Asylum seeker pact starts a new deal

The Brisbane Times
October 20, 2009

INDONESIA will take the 78 asylum seekers on board an Australian Customs ship in a diplomatic breakthrough following talks last night between the Prime Minister, Kevin Rudd, and the Indonesian President, Susilo Bambang Yudhoyono.

The two nations also decided to work on an agreement to deal with future vessels.

A spokesman for Dr Yudhoyono said the boat would be allowed to dock in Indonesia for ''humanitarian reasons''.

''There is a sick child on board the boat. The President is quite concerned about the fate and welfare of the child,'' the spokesman said.

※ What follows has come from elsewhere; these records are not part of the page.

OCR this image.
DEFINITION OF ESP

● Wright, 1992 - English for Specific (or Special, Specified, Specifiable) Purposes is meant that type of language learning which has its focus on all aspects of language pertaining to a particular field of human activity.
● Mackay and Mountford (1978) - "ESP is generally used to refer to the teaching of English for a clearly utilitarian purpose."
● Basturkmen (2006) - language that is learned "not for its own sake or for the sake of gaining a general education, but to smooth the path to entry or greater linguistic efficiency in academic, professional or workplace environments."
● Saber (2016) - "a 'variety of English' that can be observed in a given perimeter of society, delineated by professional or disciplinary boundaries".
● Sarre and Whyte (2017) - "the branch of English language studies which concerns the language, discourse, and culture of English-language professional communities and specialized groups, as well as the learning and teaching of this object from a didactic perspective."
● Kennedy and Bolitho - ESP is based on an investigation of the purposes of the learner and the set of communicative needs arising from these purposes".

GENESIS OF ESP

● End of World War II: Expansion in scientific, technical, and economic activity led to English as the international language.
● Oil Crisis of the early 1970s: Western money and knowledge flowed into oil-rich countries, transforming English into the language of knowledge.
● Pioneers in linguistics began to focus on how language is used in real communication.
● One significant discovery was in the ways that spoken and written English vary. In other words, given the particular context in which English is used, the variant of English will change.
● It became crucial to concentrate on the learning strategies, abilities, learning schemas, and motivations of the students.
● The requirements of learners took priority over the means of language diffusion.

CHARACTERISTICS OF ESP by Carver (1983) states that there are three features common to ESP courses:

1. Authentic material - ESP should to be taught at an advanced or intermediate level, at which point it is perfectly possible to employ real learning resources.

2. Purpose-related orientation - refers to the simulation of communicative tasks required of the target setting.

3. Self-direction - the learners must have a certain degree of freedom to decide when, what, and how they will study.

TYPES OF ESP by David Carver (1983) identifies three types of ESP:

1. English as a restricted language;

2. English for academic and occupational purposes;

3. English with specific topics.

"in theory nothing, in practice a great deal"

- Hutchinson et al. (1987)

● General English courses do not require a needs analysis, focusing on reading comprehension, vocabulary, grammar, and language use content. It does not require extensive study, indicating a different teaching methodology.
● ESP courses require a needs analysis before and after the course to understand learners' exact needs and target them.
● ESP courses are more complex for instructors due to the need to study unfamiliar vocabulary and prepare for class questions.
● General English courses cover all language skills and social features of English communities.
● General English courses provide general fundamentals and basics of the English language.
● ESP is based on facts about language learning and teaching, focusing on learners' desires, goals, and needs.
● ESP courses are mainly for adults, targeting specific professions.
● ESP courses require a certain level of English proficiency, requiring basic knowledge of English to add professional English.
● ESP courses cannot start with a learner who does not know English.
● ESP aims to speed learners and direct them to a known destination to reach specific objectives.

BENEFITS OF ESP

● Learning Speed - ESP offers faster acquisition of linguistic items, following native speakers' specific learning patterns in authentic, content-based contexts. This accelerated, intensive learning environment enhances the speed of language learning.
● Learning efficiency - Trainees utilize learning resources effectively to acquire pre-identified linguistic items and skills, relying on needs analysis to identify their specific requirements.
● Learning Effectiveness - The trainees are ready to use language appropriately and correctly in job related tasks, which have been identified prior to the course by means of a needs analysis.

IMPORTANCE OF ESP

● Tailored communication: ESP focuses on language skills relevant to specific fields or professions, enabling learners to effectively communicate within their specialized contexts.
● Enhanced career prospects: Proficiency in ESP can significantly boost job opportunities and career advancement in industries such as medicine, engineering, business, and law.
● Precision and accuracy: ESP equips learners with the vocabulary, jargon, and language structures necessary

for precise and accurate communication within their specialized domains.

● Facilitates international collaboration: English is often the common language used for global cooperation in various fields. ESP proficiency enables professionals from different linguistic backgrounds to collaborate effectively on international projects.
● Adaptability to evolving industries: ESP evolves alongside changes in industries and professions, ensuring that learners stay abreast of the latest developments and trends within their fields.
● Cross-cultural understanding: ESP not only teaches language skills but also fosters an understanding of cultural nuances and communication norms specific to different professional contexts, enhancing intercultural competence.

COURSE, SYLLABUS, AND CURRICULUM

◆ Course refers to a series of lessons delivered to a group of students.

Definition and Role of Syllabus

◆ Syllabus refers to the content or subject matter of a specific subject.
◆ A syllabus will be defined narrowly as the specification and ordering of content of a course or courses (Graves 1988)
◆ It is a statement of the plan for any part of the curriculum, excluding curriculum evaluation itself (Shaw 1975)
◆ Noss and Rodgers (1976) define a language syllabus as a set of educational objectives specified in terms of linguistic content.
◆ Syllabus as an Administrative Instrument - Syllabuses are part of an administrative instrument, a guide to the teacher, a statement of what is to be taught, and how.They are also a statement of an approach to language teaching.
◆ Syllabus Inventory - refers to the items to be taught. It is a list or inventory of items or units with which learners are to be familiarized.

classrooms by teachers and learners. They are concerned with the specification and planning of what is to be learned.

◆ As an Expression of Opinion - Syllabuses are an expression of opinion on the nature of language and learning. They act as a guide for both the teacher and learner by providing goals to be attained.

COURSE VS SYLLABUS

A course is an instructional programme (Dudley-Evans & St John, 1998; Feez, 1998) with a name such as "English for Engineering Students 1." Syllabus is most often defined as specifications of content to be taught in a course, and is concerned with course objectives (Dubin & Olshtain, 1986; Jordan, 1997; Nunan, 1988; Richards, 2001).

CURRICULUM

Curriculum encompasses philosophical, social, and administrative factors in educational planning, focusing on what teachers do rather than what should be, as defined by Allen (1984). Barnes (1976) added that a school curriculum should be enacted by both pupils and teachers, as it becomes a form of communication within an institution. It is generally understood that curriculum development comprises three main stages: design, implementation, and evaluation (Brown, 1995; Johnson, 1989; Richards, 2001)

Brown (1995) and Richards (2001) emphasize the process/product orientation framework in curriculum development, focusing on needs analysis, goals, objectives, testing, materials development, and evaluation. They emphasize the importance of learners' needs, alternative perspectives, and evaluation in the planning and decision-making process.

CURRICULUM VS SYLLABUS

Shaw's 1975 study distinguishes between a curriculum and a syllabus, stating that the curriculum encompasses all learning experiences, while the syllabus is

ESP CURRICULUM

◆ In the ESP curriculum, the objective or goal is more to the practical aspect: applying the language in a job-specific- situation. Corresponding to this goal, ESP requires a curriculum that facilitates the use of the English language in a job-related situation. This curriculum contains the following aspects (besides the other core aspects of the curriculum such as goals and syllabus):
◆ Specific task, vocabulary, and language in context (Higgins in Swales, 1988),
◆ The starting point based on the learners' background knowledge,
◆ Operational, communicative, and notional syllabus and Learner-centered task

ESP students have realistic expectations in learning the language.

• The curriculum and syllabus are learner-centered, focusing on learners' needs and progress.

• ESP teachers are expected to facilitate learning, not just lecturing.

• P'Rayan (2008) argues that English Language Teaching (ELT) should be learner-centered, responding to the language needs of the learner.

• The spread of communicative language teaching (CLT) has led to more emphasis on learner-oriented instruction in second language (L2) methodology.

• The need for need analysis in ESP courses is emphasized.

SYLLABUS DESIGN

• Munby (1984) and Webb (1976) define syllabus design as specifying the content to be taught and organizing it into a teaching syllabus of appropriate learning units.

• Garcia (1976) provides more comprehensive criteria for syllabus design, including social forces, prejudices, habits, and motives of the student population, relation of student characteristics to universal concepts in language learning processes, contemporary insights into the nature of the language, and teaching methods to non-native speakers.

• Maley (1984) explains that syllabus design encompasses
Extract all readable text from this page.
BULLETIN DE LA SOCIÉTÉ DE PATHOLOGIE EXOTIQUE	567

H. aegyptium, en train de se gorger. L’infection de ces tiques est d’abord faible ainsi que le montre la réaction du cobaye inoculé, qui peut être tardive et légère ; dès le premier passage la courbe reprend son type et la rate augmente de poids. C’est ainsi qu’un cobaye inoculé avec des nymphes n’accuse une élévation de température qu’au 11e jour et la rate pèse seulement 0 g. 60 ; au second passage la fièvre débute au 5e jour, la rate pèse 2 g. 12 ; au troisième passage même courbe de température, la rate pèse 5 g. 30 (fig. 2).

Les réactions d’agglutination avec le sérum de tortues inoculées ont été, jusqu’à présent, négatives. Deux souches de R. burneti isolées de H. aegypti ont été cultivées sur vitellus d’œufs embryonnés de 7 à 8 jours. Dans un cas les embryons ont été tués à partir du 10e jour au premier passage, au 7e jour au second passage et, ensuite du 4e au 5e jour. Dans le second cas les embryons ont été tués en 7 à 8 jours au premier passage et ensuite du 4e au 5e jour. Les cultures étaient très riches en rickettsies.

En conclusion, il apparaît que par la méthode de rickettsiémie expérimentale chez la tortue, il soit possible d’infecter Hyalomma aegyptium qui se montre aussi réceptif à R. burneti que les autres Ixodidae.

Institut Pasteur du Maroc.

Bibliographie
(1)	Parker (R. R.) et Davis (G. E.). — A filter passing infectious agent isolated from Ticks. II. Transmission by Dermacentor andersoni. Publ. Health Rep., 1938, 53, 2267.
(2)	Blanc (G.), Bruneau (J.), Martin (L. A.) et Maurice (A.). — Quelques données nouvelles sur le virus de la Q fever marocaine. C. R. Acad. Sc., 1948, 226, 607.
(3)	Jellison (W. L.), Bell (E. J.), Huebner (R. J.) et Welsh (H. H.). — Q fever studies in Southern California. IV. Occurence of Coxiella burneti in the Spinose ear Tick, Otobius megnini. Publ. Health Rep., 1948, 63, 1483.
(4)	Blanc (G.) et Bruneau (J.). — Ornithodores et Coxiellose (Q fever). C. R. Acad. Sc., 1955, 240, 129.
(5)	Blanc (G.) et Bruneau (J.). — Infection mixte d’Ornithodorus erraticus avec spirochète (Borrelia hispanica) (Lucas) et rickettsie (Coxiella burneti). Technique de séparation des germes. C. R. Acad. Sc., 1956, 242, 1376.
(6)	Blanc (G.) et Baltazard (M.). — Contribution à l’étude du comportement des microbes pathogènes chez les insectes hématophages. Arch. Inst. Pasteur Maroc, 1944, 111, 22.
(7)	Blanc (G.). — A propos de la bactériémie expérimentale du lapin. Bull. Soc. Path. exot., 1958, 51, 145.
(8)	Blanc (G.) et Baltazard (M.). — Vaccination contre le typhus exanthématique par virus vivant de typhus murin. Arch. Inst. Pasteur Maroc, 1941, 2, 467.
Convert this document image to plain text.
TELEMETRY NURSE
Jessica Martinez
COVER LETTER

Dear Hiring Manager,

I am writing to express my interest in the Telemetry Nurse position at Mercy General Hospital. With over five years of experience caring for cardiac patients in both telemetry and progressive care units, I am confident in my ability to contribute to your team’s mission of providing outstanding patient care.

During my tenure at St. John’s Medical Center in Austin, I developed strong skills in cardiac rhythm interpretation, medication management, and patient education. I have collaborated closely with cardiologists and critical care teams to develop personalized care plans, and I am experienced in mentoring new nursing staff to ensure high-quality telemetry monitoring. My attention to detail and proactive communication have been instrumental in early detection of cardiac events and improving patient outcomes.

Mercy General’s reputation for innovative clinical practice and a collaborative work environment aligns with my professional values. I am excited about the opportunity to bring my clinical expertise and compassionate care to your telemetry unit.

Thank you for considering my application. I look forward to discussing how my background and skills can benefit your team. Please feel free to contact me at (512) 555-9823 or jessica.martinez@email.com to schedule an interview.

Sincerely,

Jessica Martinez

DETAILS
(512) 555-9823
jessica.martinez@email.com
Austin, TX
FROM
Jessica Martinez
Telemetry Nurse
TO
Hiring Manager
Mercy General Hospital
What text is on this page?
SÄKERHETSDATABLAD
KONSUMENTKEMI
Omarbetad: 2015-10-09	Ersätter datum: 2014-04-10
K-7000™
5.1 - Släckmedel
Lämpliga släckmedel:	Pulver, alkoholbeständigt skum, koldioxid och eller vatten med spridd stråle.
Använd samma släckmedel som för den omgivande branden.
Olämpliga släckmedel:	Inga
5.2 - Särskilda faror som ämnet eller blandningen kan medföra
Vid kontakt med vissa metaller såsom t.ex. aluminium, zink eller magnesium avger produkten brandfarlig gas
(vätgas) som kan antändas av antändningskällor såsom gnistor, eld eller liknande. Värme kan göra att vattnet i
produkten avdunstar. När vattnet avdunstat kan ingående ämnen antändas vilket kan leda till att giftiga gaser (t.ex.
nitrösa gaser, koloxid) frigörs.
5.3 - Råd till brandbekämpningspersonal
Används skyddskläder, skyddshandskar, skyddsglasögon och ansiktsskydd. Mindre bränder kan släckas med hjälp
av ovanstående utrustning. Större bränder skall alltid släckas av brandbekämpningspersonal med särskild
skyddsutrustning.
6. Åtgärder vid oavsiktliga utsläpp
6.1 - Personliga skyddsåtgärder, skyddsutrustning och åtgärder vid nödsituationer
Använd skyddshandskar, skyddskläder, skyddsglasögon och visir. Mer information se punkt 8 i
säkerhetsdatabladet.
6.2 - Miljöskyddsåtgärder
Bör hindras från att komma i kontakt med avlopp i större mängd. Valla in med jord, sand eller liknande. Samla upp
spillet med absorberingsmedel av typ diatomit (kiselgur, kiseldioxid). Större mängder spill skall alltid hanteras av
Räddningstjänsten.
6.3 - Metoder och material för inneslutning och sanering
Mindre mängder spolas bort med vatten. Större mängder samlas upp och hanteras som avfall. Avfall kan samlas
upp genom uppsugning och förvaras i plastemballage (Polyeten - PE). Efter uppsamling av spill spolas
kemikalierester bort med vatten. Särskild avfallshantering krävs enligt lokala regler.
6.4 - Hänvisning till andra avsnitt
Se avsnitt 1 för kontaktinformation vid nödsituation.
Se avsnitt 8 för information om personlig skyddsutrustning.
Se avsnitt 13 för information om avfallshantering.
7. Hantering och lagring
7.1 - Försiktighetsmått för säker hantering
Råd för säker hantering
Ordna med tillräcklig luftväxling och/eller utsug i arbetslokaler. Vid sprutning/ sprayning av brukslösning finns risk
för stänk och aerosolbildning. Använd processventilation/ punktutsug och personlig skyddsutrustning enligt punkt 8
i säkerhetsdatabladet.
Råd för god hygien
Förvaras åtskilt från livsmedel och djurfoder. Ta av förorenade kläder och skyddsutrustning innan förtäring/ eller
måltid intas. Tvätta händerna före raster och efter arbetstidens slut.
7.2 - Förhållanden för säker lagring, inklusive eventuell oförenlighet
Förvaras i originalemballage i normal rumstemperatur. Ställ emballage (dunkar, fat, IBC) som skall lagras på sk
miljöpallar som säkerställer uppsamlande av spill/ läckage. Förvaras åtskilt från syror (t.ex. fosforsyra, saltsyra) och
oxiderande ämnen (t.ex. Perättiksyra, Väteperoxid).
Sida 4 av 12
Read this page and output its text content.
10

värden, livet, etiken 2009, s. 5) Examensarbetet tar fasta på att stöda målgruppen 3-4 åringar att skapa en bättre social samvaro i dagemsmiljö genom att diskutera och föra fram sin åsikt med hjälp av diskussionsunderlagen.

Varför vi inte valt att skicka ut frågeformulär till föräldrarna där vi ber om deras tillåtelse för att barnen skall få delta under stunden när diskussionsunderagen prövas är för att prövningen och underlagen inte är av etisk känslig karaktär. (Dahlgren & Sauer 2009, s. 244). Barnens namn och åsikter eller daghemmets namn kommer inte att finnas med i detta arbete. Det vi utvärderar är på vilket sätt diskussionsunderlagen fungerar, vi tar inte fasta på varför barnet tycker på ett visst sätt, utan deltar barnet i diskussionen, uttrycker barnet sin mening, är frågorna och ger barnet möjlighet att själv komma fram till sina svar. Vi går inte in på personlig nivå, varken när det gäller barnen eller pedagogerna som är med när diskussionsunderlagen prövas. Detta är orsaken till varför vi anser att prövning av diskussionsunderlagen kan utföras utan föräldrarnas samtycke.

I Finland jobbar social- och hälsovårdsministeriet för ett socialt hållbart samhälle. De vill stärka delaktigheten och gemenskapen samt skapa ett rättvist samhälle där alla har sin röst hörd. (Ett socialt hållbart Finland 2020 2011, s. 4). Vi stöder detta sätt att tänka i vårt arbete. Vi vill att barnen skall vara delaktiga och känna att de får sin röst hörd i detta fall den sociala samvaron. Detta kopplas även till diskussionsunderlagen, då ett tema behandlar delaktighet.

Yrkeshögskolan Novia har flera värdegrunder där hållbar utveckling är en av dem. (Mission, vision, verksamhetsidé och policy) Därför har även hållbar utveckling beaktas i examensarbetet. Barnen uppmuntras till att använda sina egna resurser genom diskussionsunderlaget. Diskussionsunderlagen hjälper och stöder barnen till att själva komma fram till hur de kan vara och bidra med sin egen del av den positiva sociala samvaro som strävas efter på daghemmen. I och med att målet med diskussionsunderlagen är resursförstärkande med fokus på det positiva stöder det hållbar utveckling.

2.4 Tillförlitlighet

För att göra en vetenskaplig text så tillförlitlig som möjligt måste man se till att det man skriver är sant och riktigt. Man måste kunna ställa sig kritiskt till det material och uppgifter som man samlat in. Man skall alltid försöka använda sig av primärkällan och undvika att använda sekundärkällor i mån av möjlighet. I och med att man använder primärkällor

The Customs ship, Oceanic Viking, would dock at the port of Merak in West Java, where a boatload of 255 Sri Lankan asylum seekers is also berthed, he said.

Indonesia's agreement to take the boat followed an unexpected stand-off yesterday, in which Jakarta said the 78 people on board were not its responsibility.

The deal was struck during almost an hour of talks at the Presidential Palace in Jakarta between Mr Rudd, Dr Yudhoyono, the Foreign Minister, Stephen Smith, and his Indonesian counterpart, Hassan Wirajuda.

''It's a very good example of co-operation between Australia and Indonesia,'' Mr Smith said afterwards. ''And it's a very good example of Australia quite correctly discharging its humanitarian and safety at sea obligations.''

The President's spokesman said officials from both nations, including naval officials, would meet within a week to start developing a new framework on how to deal with asylum seekers.

He said a proposed framework would be presented to the two leaders before the APEC meeting in Singapore in November. ''There is recognition that we're going to face this problem again in the future, and we need a better framework so we don't deal with this on an ad hoc basis.''

The asylum seekers contacted the Australian Maritime Safety Authority by phone four days ago, saying they were in trouble off the Sumatran coast. At Indonesia's request, the boat was intercepted by the Australian Navy on Saturday, and the asylum seekers were transferred to the Oceanic Viking on Sunday.

With a storm brewing at home over the number of asylum seekers arriving by sea, Australia was desperate for Indonesia to take the boat.

Australian officials thought a deal had been struck, but a spokesman for Indonesia's Foreign Ministry said earlier yesterday Jakarta was under no obligation to take the asylum seekers because they were picked up in international waters (although the boat was inside Indonesia's search and rescue zone).

The spokesman had said it was a different situation to the 255 Sri Lankans docked at Merak, who were picked up in Indonesian waters after a direct plea from Mr Rudd to Dr Yudhoyono.

The Opposition Leader, Malcolm Turnbull, said that under international maritime law the people should have have been taken immediately to the nearest safe port, ''in this case in Indonesia''.